La madafa era la casa donde estaban instaladas las mujeres que se unían al Estado Islámico, un lugar sucio y saturado, con vigilancia armada en la puerta. Solo se podía salir de ahí de una manera: casándose. Pero no había tiempo para el cortejo: una cita a ciegas de media hora y, si decían que sí, se marchaban con el futuro padre de sus hijos. ¿Y después? “No había nada por hacer –explica una de las mujeres en el documental–. Durante cinco años, no hacías nada más que cocinar y limpiar. No había escuelas para mujeres. No se permitía la música ni internet. Te decían cómo te tenías que vestir, hablar y comportarte. Una vez me regañaron en público por llevar una franja rosa en las zapatillas. «Son demasiado atractivas», me decían”.
“Las mujeres que se unieron al Estado Islámico no sabían dónde se metían”, recalca Sotorra. “Y todas han pasado experiencias terribles: vivir bajo las bombas, no tener comida ni agua, sufrir por la vida de los hijos o incluso perderlos...” Después de hablar mucho a lo largo de un año, la directora sigue sin acabar de entender cómo pudieron unirse a la Yihad. “Pero es que ni ellas mismas lo entienden –dice–. Mi conclusión es que el Estado Islámico tenía un aparato propagandístico muy potente, con propaganda específica pensada para varios nichos: una para los chicos jóvenes, otra para las mujeres, otra para la gente muy pobre... Y a cada grupo lo seducían con argumentos diferentes”.
Jugar a la Yihad
Sotorra incluye en el film material de violencia sobrecogedor, como algunos vídeos de propaganda del Estado Islámico o el de unos soldados preparándose para ir al mercado de esclavas sexuales. “Con el permiso de Alá, cada uno se llevará una”, celebra eufórico uno de los guerrilleros. Pero el fragmento más escalofriante del documental es una escena filmada en el campo de detención en la que se ve a unos niños jugando a la Yihad entre escombros. “Cuando eres yihadista, nadie te puede hacer daño. Nadie te manda, ¿lo entiendes? Si mueres, ¡vas directamente al paraíso!”, dice un niño con los ojos brillantes.

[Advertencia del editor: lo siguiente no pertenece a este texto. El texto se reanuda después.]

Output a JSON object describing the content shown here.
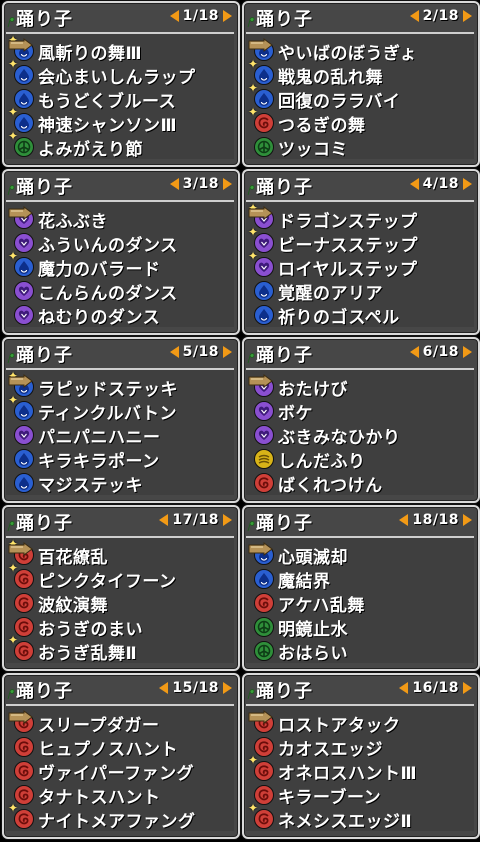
{
  "colors": {
    "blue": "#2a5fd1",
    "purple": "#8a4fd0",
    "green": "#2f8f3a",
    "red": "#cf3f38",
    "yellow": "#d8b318",
    "arrow": "#f29a16"
  },
  "panels": [
    {
      "title": "踊り子",
      "page": "1/18",
      "items": [
        {
          "label": "風斬りの舞Ⅲ",
          "icon": "blue-drop-icon",
          "color": "blue",
          "star": true,
          "cursor": true
        },
        {
          "label": "会心まいしんラップ",
          "icon": "blue-drop-icon",
          "color": "blue",
          "star": true
        },
        {
          "label": "もうどくブルース",
          "icon": "blue-drop-icon",
          "color": "blue"
        },
        {
          "label": "神速シャンソンⅢ",
          "icon": "blue-drop-icon",
          "color": "blue",
          "star": true
        },
        {
          "label": "よみがえり節",
          "icon": "green-tri-icon",
          "color": "green",
          "star": true
        }
      ]
    },
    {
      "title": "踊り子",
      "page": "2/18",
      "items": [
        {
          "label": "やいばのぼうぎょ",
          "icon": "blue-drop-icon",
          "color": "blue",
          "cursor": true
        },
        {
          "label": "戦鬼の乱れ舞",
          "icon": "blue-drop-icon",
          "color": "blue",
          "star": true
        },
        {
          "label": "回復のララバイ",
          "icon": "blue-drop-icon",
          "color": "blue",
          "star": true
        },
        {
          "label": "つるぎの舞",
          "icon": "red-swirl-icon",
          "color": "red",
          "star": true
        },
        {
          "label": "ツッコミ",
          "icon": "green-tri-icon",
          "color": "green"
        }
      ]
    },
    {
      "title": "踊り子",
      "page": "3/18",
      "items": [
        {
          "label": "花ふぶき",
          "icon": "purple-heart-icon",
          "color": "purple",
          "cursor": true
        },
        {
          "label": "ふういんのダンス",
          "icon": "purple-heart-icon",
          "color": "purple"
        },
        {
          "label": "魔力のバラード",
          "icon": "blue-drop-icon",
          "color": "blue",
          "star": true
        },
        {
          "label": "こんらんのダンス",
          "icon": "purple-heart-icon",
          "color": "purple"
        },
        {
          "label": "ねむりのダンス",
          "icon": "purple-heart-icon",
          "color": "purple"
        }
      ]
    },
    {
      "title": "踊り子",
      "page": "4/18",
      "items": [
        {
          "label": "ドラゴンステップ",
          "icon": "purple-heart-icon",
          "color": "purple",
          "star": true,
          "cursor": true
        },
        {
          "label": "ビーナスステップ",
          "icon": "purple-heart-icon",
          "color": "purple",
          "star": true
        },
        {
          "label": "ロイヤルステップ",
          "icon": "purple-heart-icon",
          "color": "purple",
          "star": true
        },
        {
          "label": "覚醒のアリア",
          "icon": "blue-drop-icon",
          "color": "blue"
        },
        {
          "label": "祈りのゴスペル",
          "icon": "blue-drop-icon",
          "color": "blue"
        }
      ]
    },
    {
      "title": "踊り子",
      "page": "5/18",
      "items": [
        {
          "label": "ラピッドステッキ",
          "icon": "blue-drop-icon",
          "color": "blue",
          "star": true,
          "cursor": true
        },
        {
          "label": "ティンクルバトン",
          "icon": "blue-drop-icon",
          "color": "blue",
          "star": true
        },
        {
          "label": "パニパニハニー",
          "icon": "purple-heart-icon",
          "color": "purple"
        },
        {
          "label": "キラキラポーン",
          "icon": "blue-drop-icon",
          "color": "blue"
        },
        {
          "label": "マジステッキ",
          "icon": "blue-drop-icon",
          "color": "blue"
        }
      ]
    },
    {
      "title": "踊り子",
      "page": "6/18",
      "items": [
        {
          "label": "おたけび",
          "icon": "purple-heart-icon",
          "color": "purple",
          "cursor": true
        },
        {
          "label": "ボケ",
          "icon": "purple-heart-icon",
          "color": "purple"
        },
        {
          "label": "ぶきみなひかり",
          "icon": "purple-heart-icon",
          "color": "purple"
        },
        {
          "label": "しんだふり",
          "icon": "yellow-stripe-icon",
          "color": "yellow"
        },
        {
          "label": "ばくれつけん",
          "icon": "red-swirl-icon",
          "color": "red"
        }
      ]
    },
    {
      "title": "踊り子",
      "page": "17/18",
      "items": [
        {
          "label": "百花繚乱",
          "icon": "red-swirl-icon",
          "color": "red",
          "star": true,
          "cursor": true
        },
        {
          "label": "ピンクタイフーン",
          "icon": "red-swirl-icon",
          "color": "red",
          "star": true
        },
        {
          "label": "波紋演舞",
          "icon": "red-swirl-icon",
          "color": "red"
        },
        {
          "label": "おうぎのまい",
          "icon": "red-swirl-icon",
          "color": "red"
        },
        {
          "label": "おうぎ乱舞Ⅱ",
          "icon": "red-swirl-icon",
          "color": "red",
          "star": true
        }
      ]
    },
    {
      "title": "踊り子",
      "page": "18/18",
      "items": [
        {
          "label": "心頭滅却",
          "icon": "blue-drop-icon",
          "color": "blue",
          "cursor": true
        },
        {
          "label": "魔結界",
          "icon": "blue-drop-icon",
          "color": "blue"
        },
        {
          "label": "アケハ乱舞",
          "icon": "red-swirl-icon",
          "color": "red"
        },
        {
          "label": "明鏡止水",
          "icon": "green-tri-icon",
          "color": "green"
        },
        {
          "label": "おはらい",
          "icon": "green-tri-icon",
          "color": "green"
        }
      ]
    },
    {
      "title": "踊り子",
      "page": "15/18",
      "items": [
        {
          "label": "スリープダガー",
          "icon": "red-swirl-icon",
          "color": "red",
          "cursor": true
        },
        {
          "label": "ヒュプノスハント",
          "icon": "red-swirl-icon",
          "color": "red"
        },
        {
          "label": "ヴァイパーファング",
          "icon": "red-swirl-icon",
          "color": "red"
        },
        {
          "label": "タナトスハント",
          "icon": "red-swirl-icon",
          "color": "red"
        },
        {
          "label": "ナイトメアファング",
          "icon": "red-swirl-icon",
          "color": "red",
          "star": true
        }
      ]
    },
    {
      "title": "踊り子",
      "page": "16/18",
      "items": [
        {
          "label": "ロストアタック",
          "icon": "red-swirl-icon",
          "color": "red",
          "cursor": true
        },
        {
          "label": "カオスエッジ",
          "icon": "red-swirl-icon",
          "color": "red"
        },
        {
          "label": "オネロスハントⅢ",
          "icon": "red-swirl-icon",
          "color": "red",
          "star": true
        },
        {
          "label": "キラーブーン",
          "icon": "red-swirl-icon",
          "color": "red"
        },
        {
          "label": "ネメシスエッジⅡ",
          "icon": "red-swirl-icon",
          "color": "red",
          "star": true
        }
      ]
    }
  ]
}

“Desde un punto de vista humanitario es urgente sacar de ahí a esos niños, que no tienen culpa de nada, pero también desde un punto de vista práctico, porque ese entorno no es bueno para su mentalidad –señala Sotorra–. Si no vuelven ahora, lo harán en el futuro, pero de otro modo. Y lo mismo con las mujeres, incluso la minoría que todavía están radicalizadas, que solo necesitan un poco de luz y esperanza para cambiar de estado mental”. La directora cree que son “necesarias” para ayudarnos a evitar que otras mujeres como ellas cometan su mismo error. “Incluso podrían formar parte activa de programas de prevención, porque el radicalismo solo se puede evitar previniendo. No podemos seguir combatiéndolo con guerras”.